Patients who have been diagnosed with rheumatoid arthritis have a lower risk of type 2 diabetes, according to the recent analysis of a US commercial insurance database. The analysis, which was published in the journal Arthritis Care & Research, compared adults with rheumatoid arthritis to patients diagnosed with other health issues.
A total of 449,327 people were included in the analysis, which divided patients into four groups for comparison to rheumatoid arthritis patients. The groups included patients without rheumatoid arthritis, patients with hypertension, osteoarthritis, and patients with psoriatic arthritis.
All patients were followed for an average of 1.6 years. It was found that the rate of type 2 diabetes development was lowest in the rheumatoid arthritis group (7.0 per 1,000 people per year) and highest (12.3 per 1,000 people per year) in the hypertension group. Overall, patients with rheumatoid arthritis were associated with a 24% to 35% lower risk of developing type 2 diabetes compared with the four other groups.

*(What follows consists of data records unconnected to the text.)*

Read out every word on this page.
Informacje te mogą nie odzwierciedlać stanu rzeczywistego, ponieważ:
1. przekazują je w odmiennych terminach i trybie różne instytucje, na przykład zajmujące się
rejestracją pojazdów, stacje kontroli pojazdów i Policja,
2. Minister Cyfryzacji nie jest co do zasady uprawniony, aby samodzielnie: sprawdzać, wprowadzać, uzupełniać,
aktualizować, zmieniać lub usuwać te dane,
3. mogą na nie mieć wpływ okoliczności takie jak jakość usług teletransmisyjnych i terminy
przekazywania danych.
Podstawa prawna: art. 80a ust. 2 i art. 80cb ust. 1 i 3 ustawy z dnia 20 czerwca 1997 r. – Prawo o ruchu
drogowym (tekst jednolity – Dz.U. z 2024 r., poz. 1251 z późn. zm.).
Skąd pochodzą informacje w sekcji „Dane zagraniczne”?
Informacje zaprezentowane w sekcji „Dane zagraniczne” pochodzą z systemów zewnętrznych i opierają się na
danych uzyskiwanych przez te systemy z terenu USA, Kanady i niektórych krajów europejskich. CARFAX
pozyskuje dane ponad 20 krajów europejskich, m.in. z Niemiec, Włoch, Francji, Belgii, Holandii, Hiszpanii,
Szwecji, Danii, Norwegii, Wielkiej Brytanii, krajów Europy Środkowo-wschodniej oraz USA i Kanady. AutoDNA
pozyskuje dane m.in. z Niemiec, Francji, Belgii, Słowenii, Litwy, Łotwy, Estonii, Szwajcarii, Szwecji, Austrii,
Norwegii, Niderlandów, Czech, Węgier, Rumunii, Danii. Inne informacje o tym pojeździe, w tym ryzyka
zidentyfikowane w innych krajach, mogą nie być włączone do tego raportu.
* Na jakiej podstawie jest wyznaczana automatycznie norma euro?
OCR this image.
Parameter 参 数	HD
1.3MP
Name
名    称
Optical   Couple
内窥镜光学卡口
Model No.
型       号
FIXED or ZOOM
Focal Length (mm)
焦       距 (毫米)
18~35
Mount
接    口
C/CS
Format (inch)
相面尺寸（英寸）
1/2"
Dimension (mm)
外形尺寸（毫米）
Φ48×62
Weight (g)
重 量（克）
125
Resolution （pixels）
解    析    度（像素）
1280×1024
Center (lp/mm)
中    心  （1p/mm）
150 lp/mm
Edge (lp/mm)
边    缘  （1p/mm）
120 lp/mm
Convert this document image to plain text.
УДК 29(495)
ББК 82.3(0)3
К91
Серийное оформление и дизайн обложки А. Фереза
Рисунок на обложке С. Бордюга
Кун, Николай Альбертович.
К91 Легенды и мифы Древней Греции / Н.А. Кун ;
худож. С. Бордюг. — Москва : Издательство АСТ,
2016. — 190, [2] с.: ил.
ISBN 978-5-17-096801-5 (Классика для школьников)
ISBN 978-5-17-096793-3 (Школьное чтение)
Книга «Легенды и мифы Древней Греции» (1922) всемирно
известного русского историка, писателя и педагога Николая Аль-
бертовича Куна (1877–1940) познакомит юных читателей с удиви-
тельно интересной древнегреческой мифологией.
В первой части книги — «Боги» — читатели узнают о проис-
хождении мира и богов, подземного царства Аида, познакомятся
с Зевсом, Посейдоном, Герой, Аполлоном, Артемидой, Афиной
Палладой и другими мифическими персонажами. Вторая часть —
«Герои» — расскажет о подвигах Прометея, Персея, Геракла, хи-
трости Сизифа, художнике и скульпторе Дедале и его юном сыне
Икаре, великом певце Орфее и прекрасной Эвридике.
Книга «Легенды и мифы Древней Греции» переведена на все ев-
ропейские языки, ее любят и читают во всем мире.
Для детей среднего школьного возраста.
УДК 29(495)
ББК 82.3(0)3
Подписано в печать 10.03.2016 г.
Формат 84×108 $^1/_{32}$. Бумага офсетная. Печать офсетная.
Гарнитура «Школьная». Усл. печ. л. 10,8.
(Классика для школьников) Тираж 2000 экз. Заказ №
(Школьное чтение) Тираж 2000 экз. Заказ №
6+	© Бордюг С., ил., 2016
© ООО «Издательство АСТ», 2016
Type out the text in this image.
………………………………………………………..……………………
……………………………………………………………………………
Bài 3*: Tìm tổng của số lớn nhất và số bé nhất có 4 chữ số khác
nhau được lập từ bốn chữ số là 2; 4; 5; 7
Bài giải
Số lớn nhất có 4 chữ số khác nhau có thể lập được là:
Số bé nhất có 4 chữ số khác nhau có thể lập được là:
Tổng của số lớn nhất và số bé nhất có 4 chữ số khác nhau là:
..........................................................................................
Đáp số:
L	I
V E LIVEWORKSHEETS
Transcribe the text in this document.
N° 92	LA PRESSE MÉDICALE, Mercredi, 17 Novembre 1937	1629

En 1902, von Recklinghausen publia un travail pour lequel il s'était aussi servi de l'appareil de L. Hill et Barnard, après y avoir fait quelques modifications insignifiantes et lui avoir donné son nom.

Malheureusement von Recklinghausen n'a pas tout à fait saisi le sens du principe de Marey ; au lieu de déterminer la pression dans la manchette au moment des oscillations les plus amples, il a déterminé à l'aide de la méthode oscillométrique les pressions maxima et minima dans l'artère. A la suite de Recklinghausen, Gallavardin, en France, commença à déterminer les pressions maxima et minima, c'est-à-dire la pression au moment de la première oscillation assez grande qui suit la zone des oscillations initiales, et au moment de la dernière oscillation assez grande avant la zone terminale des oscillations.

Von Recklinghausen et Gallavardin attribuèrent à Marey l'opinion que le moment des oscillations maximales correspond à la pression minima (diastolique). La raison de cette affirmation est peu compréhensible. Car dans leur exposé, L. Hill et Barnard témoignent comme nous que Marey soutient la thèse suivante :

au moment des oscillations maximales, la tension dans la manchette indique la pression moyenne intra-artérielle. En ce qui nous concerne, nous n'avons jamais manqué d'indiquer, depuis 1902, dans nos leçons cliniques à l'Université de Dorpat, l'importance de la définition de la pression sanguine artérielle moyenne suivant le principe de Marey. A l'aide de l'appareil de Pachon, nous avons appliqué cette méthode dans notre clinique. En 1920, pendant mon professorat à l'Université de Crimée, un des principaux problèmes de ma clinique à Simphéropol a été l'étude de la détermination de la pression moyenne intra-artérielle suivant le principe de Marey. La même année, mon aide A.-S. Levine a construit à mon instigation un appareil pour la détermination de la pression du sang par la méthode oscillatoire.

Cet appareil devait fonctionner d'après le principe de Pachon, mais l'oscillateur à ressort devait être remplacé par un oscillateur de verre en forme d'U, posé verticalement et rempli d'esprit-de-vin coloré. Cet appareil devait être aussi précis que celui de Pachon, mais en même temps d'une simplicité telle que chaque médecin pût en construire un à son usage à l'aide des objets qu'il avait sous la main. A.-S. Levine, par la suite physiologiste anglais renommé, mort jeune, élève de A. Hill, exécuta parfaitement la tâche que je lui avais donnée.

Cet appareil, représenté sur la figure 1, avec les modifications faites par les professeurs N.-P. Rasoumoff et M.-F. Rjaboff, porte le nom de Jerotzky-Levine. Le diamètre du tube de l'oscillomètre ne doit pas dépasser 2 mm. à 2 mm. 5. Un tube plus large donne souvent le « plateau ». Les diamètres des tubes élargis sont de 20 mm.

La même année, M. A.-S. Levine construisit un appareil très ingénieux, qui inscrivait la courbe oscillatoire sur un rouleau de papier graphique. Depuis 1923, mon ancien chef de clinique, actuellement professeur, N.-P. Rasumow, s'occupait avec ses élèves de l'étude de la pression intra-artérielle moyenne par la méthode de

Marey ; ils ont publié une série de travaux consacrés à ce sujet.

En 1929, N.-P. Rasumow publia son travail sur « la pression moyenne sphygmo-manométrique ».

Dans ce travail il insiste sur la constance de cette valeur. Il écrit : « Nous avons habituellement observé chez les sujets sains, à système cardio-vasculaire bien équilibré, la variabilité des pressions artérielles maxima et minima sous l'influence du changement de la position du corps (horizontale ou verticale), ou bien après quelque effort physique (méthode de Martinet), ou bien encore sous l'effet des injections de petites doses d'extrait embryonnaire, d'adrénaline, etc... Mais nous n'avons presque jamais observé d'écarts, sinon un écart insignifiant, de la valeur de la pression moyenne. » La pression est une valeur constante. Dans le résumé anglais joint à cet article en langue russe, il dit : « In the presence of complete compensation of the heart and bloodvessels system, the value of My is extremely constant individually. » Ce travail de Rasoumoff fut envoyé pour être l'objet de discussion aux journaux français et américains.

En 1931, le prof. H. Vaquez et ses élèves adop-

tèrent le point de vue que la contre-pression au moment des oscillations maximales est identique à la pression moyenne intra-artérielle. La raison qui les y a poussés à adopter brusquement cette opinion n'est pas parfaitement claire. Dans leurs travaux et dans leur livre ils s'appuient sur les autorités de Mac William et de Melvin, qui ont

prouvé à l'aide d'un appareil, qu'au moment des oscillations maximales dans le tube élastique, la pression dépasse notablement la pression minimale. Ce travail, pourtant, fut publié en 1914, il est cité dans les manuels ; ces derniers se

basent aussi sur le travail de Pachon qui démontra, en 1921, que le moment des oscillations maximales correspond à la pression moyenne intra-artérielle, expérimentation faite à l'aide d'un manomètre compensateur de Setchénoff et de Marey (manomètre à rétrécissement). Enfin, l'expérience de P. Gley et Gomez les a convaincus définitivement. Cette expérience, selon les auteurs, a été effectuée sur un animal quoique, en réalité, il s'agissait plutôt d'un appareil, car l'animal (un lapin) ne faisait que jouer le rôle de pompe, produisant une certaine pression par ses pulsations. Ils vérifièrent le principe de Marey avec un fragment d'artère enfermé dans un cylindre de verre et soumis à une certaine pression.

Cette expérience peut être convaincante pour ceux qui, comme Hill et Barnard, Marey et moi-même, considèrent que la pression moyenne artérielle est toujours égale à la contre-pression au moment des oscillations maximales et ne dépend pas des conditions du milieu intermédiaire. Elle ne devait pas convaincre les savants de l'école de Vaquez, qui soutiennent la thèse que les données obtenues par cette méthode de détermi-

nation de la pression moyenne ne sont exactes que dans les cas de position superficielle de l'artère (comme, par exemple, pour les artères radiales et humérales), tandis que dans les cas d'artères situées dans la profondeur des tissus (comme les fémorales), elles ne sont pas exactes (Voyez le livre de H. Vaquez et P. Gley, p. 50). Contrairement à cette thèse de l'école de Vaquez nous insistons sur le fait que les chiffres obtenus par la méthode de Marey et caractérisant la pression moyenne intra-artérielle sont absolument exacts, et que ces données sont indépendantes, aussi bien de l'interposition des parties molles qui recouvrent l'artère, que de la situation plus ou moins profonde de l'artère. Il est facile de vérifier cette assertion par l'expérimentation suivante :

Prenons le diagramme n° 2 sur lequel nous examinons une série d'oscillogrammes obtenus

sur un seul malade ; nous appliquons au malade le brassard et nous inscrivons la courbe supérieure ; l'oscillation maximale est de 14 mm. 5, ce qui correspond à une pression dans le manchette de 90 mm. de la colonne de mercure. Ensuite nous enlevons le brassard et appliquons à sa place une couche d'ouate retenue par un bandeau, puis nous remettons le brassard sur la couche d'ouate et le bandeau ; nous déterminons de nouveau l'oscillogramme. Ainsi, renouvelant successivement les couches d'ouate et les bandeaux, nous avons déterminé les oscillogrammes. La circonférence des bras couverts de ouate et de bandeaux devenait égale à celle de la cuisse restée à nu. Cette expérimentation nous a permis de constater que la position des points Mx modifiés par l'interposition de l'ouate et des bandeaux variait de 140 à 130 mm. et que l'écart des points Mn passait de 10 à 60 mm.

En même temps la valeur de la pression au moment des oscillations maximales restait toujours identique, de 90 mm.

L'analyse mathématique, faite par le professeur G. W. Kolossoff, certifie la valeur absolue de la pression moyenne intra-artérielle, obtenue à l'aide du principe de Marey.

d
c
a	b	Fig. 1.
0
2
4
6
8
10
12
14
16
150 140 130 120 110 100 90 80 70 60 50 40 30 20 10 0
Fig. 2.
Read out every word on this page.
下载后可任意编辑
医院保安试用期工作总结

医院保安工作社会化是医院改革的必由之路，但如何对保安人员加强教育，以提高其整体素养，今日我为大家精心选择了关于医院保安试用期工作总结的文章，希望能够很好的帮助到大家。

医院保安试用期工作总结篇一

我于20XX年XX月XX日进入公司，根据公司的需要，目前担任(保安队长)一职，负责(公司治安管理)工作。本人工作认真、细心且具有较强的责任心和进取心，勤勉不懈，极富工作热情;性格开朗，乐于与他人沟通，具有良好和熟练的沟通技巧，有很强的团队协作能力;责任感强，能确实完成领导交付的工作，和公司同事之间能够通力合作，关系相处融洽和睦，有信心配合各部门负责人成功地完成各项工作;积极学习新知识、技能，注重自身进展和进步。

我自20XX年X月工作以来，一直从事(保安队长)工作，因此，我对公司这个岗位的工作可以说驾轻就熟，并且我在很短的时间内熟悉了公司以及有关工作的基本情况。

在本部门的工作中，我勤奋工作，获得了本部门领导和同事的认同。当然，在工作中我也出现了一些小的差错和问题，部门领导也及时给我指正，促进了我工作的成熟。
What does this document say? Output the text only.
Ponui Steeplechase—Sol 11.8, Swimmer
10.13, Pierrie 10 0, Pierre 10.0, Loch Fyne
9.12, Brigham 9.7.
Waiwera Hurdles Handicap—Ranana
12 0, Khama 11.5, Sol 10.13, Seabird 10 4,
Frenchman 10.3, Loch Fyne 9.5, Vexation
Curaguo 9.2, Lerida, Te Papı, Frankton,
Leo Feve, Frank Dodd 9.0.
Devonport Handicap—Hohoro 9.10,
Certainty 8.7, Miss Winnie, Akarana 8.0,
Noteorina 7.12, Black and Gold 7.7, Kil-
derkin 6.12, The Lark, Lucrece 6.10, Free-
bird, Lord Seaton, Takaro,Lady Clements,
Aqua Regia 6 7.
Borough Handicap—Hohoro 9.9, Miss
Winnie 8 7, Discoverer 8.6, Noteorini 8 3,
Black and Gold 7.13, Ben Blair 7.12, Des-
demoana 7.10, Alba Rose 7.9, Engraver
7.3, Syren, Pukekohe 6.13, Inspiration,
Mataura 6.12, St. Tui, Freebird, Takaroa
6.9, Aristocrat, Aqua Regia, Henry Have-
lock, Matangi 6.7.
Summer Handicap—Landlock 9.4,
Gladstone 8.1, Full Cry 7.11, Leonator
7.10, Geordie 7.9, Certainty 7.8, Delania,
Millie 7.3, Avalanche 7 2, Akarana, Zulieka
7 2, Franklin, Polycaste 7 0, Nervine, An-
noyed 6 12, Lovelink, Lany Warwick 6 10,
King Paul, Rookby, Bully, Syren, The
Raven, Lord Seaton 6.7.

No Association with Type 2 Diabetes
“While systemic inflammation in rheumatoid arthritis increases the risk of cardiovascular disease, our findings unexpectedly show that having rheumatoid arthritis itself does not confer an increased risk of type 2 diabetes compared with four different comparator groups,” said senior author Seoyoung C. Kim, MD, ScD, MSCE. “Since all rheumatoid arthritis patients included in our study were treated with at least one disease-modifying antirheumatic drug, our study is unable to test the association between no treatment or undertreatment for rheumatoid arthritis and risk of type 2 diabetes.”
This study adds to mounting evidence that certain diseases may be associated with a higher risk for other types of illnesses or diseases. Researchers believe that this type of information can help physicians when looking to offer preventative treatments for health issues related to rheumatoid arthritis.
With the conclusion of this study offering no association between rheumatoid arthritis and type 2 diabetes, patients can focus on other health issues that may be linked with the autoimmune disease. Health care experts stress how important it is to know the relationship between illnesses so they can better prepare patients to lower the risk associated with rheumatoid arthritis.